But nevertheless it was a hard blow--a disheartening blow--to all of them. Bob had planned so much for the future, he was still planning and dreaming of his career as a trader, and building air castles--away up there in the desolate white wilderness.
This meant, instead of the realisation of those dreams, a tedious, interminable tramping, year after year, of the fur trails, an always uncertain, a never-ending, struggle for the bare necessities of life. A single bad year would throw them again into debt; two bad years in succession would plunge them so hopelessly into debt that the most earnest effort for the remainder of his life would not relieve Bob of its burden.
THE RIFLED CACHE
The cold of February, intense, searching, deadly, tightened its grip upon the wilderness, sapping the life of the three struggling human derelicts--for derelicts Shad Trowbridge felt himself and his two companions to be--as they fought their way, now hopefully, now despondently, but ever with slower pace, as strength ebbed, toward the precious cache on the shores of the Great Lake; and with the slower progress that growing weakness demanded, it was quickly found necessary to reduce by half the already minute portion of dried caribou meat allotted to each.

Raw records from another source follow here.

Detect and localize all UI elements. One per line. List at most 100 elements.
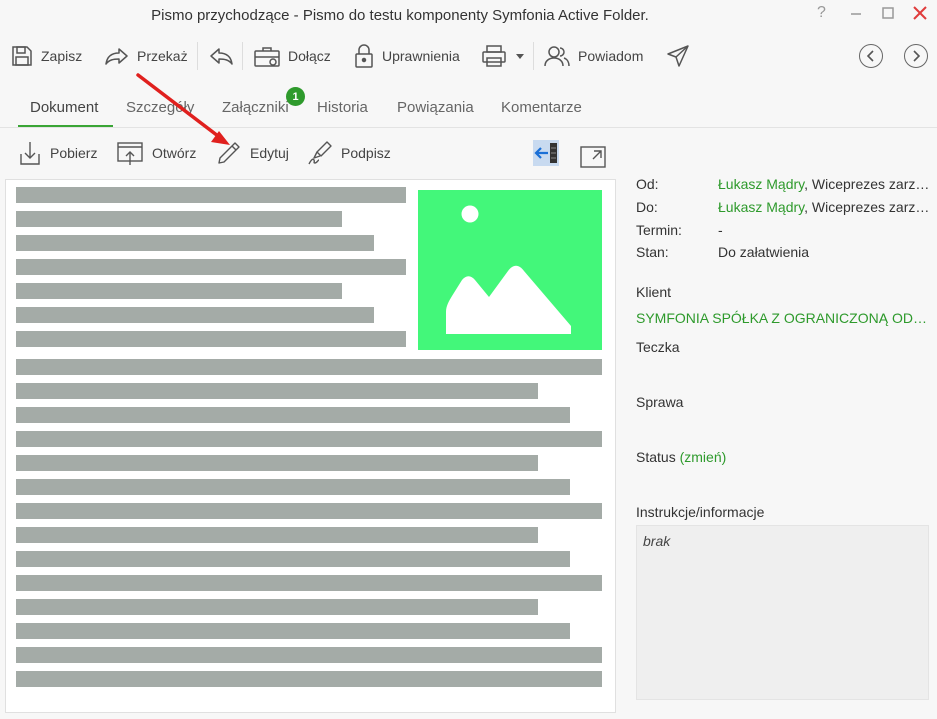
edit-button[interactable]: Edytuj: [216, 138, 289, 168]
forward-label: Przekaż: [137, 48, 188, 64]
state-label: Stan:: [636, 244, 669, 260]
text-line-placeholder: [16, 235, 374, 251]
status-change-link[interactable]: (zmień): [680, 449, 727, 465]
tab-history[interactable]: Historia: [317, 99, 368, 116]
sign-button[interactable]: Podpisz: [307, 138, 391, 168]
text-line-placeholder: [16, 671, 602, 687]
send-button[interactable]: [666, 38, 690, 74]
next-button[interactable]: [904, 44, 928, 68]
help-icon[interactable]: ?: [817, 4, 826, 22]
state-value: Do załatwienia: [718, 244, 810, 260]
landscape-icon: [446, 205, 571, 334]
notify-label: Powiadom: [578, 48, 644, 64]
instructions-box: brak: [636, 525, 929, 700]
from-label: Od:: [636, 176, 659, 192]
text-line-placeholder: [16, 599, 538, 615]
save-label: Zapisz: [41, 48, 83, 64]
download-icon: [20, 142, 40, 165]
print-button[interactable]: [480, 38, 525, 74]
fullscreen-button[interactable]: [580, 142, 606, 172]
main-toolbar: Zapisz Przekaż Dołącz Uprawnienia Powiad…: [0, 38, 937, 76]
instructions-value: brak: [643, 533, 671, 549]
instructions-label: Instrukcje/informacje: [636, 504, 765, 520]
title-bar: Pismo przychodzące - Pismo do testu komp…: [0, 0, 937, 32]
previous-button[interactable]: [859, 44, 883, 68]
tab-bar: Dokument Szczegóły Załączniki Historia P…: [0, 88, 937, 128]
sign-label: Podpisz: [341, 145, 391, 161]
text-line-placeholder: [16, 431, 602, 447]
tab-relations[interactable]: Powiązania: [397, 99, 474, 116]
floppy-icon: [12, 46, 32, 66]
to-value: Łukasz Mądry, Wiceprezes zarządu: [718, 199, 937, 215]
toolbar-divider: [242, 42, 243, 70]
to-name-link[interactable]: Łukasz Mądry: [718, 199, 804, 215]
due-value: -: [718, 222, 723, 238]
open-window-icon: [117, 142, 143, 165]
toolbar-divider: [533, 42, 534, 70]
briefcase-icon: [254, 47, 280, 67]
window-title: Pismo przychodzące - Pismo do testu komp…: [151, 7, 649, 24]
download-button[interactable]: Pobierz: [18, 138, 97, 168]
text-line-placeholder: [16, 187, 406, 203]
from-value: Łukasz Mądry, Wiceprezes zarządu: [718, 176, 937, 192]
case-label: Sprawa: [636, 394, 684, 410]
text-line-placeholder: [16, 331, 406, 347]
reply-button[interactable]: [208, 38, 234, 74]
attach-button[interactable]: Dołącz: [253, 38, 331, 74]
signature-icon: [308, 141, 332, 165]
minimize-icon[interactable]: [849, 6, 863, 25]
permissions-label: Uprawnienia: [382, 48, 460, 64]
text-line-placeholder: [16, 359, 602, 375]
open-button[interactable]: Otwórz: [116, 138, 196, 168]
forward-button[interactable]: Przekaż: [104, 38, 188, 74]
download-label: Pobierz: [50, 145, 98, 161]
open-label: Otwórz: [152, 145, 197, 161]
text-line-placeholder: [16, 455, 538, 471]
text-line-placeholder: [16, 283, 342, 299]
tab-comments[interactable]: Komentarze: [501, 99, 582, 116]
text-line-placeholder: [16, 307, 374, 323]
to-label: Do:: [636, 199, 658, 215]
tab-document[interactable]: Dokument: [30, 99, 98, 116]
folder-label: Teczka: [636, 339, 680, 355]
active-tab-indicator: [18, 125, 113, 127]
close-icon[interactable]: [912, 5, 928, 26]
expand-icon: [580, 146, 606, 168]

Everything in the world save only themselves seemed to have been frozen into oblivion. There was no sound, save the monotonous swish, swish of their own snowshoes, to disturb the silence--a silence otherwise as absolute and vast as the uttermost depths of the grave.
Storms overtook them, but they mercifully were storms of short duration, and seldom interfered with hours of travel. Staggering, but ever struggling forward, they forced their way painfully on and on, over pitiless windswept ridges, across life-sapping, desolate barrens, through scarcely less inhospitable forests. Exerting their waning strength to its utmost, they never stopped, save when exhausted nature compelled them to halt for brief intervals of sleep and rest, to recuperate their wasted energies.
Shad Trowbridge came finally to wonder vaguely if he were not dead, this another existence, and be doomed to keep going and going through endless ages over endless reaches of snow. To his numbed intellect it seemed that he had been thus going for months and years.
Like a vague, pleasant dream of something experienced in a previous life, he remembered Bob and the tilts, Wolf Bight farther back, and the dear old college. What would the fellows say now, if they were to see him--the fellows who had known him in that former, happier life?
At other times he fancied he heard Ungava Bob and the others hallooing in the distance, and he would answer in glad, expectant shouts. But there never came a reply.